An-Cor manufacturing systems, techniques and quality control methods are critically reviewed on every project to assure materials manufactured in house or on site are of the composition engineered. Laminate visual quality and designs are routinely validated on fully cured laminates. Post-cure convection ovens often play a key roll in obtaining the properties necessary for high performance laminates. Glass content and laminate sequence verification is performed in addition to tensile property testing to assure composition validates design properties utilized. Property testing has also included deflection, strain, peel, shear, dead load, electrical conductivity and abrasion. Field validation is typically done when manufacturing on site and the customer prefers an installed materials and workmanship warranty for field fabricated or shop fabricated field installed equipment.
An-Cor approaches laminate design on your project as both a science and an art, where theory comes together with practical engineering and manufacturing judgment that is rooted in decades of experience. All An-Cor laminate designs are derived through raw material review, laminate computer modeling and proof testing following ASTM standards to demonstrate properties for a reliable equipment design basis. From there, every component and completed assembly undergoes a thorough application review and is engineered utilizing design rules or stress analysis. Finite Elemental Analysis (FEA) modeling and Acoustic Emission testing of manufactured equipment is also performed where appropriate to assure added laminate design reliability.

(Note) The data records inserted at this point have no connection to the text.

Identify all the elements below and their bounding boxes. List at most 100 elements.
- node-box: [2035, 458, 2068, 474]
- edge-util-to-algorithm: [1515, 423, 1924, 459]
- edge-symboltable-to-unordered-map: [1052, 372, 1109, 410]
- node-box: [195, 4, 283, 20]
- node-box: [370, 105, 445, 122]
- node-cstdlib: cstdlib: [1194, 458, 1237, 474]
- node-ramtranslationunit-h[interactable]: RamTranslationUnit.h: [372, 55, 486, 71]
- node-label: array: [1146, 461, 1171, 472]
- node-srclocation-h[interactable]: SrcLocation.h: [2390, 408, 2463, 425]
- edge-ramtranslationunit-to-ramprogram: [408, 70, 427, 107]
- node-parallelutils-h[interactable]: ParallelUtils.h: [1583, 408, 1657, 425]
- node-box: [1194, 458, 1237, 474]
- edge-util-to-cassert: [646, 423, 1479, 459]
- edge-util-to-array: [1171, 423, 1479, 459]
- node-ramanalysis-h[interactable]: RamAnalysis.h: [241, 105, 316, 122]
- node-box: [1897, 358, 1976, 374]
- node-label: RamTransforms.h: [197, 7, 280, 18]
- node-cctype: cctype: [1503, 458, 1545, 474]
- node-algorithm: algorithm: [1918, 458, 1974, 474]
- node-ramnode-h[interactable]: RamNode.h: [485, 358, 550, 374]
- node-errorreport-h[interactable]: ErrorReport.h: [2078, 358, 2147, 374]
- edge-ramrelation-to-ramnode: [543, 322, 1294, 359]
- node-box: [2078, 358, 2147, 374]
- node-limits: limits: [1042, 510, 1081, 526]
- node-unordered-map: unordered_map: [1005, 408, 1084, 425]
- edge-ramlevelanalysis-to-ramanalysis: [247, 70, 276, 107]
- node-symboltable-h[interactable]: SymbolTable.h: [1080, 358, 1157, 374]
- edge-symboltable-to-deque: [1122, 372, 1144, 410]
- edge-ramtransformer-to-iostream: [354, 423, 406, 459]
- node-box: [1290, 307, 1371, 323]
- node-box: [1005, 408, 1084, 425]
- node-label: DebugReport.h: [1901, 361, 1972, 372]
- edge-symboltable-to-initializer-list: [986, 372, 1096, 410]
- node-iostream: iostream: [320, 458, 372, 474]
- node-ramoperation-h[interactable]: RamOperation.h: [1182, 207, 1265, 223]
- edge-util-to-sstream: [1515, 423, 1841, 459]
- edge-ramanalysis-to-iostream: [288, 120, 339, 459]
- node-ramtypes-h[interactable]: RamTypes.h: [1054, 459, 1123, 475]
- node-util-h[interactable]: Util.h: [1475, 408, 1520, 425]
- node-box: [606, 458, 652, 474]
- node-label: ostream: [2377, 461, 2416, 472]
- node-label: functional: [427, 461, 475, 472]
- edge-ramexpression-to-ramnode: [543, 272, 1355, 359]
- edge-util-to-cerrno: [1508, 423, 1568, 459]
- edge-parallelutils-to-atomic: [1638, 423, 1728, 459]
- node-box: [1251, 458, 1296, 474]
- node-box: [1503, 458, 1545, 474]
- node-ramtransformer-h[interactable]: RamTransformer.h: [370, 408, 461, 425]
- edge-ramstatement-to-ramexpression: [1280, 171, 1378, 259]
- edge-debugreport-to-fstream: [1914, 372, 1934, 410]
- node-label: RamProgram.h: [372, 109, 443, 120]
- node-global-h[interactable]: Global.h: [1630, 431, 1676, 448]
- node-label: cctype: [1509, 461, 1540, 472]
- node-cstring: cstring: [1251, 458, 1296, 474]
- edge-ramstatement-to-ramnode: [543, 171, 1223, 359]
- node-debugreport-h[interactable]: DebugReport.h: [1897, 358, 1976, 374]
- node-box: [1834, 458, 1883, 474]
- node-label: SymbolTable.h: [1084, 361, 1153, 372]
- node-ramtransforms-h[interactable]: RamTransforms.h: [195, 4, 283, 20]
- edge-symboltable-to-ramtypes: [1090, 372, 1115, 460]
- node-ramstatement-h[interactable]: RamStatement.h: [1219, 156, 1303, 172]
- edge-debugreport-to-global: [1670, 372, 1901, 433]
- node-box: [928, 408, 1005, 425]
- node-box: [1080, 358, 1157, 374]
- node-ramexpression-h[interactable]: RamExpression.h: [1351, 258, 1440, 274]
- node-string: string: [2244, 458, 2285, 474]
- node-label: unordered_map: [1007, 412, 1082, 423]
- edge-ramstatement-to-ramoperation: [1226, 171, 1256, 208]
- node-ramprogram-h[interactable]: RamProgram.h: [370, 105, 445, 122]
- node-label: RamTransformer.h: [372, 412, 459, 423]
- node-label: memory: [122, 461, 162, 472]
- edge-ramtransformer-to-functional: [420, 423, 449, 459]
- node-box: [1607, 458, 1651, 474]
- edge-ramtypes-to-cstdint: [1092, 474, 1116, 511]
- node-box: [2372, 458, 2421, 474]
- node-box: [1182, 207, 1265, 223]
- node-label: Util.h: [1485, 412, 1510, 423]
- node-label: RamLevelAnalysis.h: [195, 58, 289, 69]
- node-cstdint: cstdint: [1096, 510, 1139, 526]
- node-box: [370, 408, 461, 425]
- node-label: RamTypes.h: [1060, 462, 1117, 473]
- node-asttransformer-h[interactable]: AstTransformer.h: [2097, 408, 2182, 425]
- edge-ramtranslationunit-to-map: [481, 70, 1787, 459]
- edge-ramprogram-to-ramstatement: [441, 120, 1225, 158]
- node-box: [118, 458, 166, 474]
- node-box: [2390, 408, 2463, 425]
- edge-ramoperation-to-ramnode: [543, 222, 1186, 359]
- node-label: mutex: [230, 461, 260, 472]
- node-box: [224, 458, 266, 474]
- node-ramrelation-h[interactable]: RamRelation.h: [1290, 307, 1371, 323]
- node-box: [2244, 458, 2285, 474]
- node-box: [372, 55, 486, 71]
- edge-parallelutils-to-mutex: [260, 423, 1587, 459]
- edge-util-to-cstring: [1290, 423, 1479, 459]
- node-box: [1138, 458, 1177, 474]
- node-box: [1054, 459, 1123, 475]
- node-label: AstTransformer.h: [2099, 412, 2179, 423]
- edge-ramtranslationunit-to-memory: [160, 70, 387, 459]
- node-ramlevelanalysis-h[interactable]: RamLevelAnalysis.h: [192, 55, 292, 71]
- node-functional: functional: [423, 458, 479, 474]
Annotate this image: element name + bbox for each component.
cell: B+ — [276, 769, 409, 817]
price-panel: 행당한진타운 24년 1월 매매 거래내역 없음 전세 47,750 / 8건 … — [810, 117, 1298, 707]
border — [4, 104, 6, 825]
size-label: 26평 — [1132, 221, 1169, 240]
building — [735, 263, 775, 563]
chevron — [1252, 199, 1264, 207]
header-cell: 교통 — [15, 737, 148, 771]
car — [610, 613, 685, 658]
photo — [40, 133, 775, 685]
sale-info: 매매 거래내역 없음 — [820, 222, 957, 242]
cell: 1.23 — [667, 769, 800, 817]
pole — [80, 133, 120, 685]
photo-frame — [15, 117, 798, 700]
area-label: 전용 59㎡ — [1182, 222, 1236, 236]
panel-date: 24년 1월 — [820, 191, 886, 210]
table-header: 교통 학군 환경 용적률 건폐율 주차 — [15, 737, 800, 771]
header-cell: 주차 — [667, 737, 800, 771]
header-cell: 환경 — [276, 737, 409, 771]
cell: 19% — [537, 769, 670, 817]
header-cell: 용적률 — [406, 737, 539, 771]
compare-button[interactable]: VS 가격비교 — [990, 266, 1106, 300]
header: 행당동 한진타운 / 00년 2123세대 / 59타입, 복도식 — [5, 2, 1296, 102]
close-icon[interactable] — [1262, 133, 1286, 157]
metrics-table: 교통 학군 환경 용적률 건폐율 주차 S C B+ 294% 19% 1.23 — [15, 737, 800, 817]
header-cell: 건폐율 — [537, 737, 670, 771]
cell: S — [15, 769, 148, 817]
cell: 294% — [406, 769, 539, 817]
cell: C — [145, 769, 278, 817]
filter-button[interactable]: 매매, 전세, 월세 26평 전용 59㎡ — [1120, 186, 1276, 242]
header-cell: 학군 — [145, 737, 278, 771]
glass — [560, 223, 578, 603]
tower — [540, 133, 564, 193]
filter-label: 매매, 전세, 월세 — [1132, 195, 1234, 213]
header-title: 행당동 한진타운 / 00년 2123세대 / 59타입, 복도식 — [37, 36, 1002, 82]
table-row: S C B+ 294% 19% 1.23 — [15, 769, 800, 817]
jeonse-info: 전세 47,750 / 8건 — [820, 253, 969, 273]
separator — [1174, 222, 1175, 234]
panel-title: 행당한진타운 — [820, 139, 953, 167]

Finite Elemental Analysis for 14’ ID 60K Gallon 15 psig ASME Stamped Vessel
ASME RTP-1 Laminate Quality Visual Inspection
Hot Air Post-cure
ASTM D2584 Glass Content and Laminate Sequence Verification
An-Cor laminates have been reported by our customers to last remarkably longer and require less maintenance than other manufacturers claiming to make the same laminate deigns. This feedback has proven that understanding laminate manufacturing goes a long way towards successful installation of equipment, where decision makers strive for lowest owning and operating costs. Many options can be specified to optimize performance and meet design requirements. Longer equipment design life and lower maintenance costs are significantly influenced by laminate design services you put to work when choosing An-Cor.
An-Cor has been serving a wide number industries, with an in depth involvement in each dating back to 1958. This exposure has resulted in An-Corís ability to offer you a broad base of Application Specialties to draw on when faced with similar design challenges. This practical laminate design and equipment engineering experience is also supplemented with years of involvement with Industry Associations and Certifications. Specifiers, FRP Consultants, Original Equipment Manufacturers incorporating An-Cor equipment into their systems and End Users have all come to know the An-Cor name as an industry leader setting the standard for reliable laminate performance.
Generic FRP Laminate Cross Section
The generic laminate cross section below illustrates the definitions associated with the layers that make up laminates used for corrosive environments. It also correlates industry standard terminology used on the left with ASME and other layer definitions on the right. Thickness contributed by corrosion barriers are often regarded as non-contributory, excluded from structural design calculations and seen as sacrificial from a materials and mechanical engineering standpoint. The mils of thickness represented are what have been typically specified in industry.
The thicknesses range from minimums to commonly specified thicker laminate designs. Laminates are classified as to the type of fiberglass reinforcements used, where Type I is all random strand mat, Type II is a combination of random strand mat and woven roving and Type X involves filament winding. Glass content by weight is typically 10% for surface veils, 30% for Type I and 40% for Type II laminates and 50 to 80% for Type X laminates. Laminate inner surfaces are also referred to as a process side.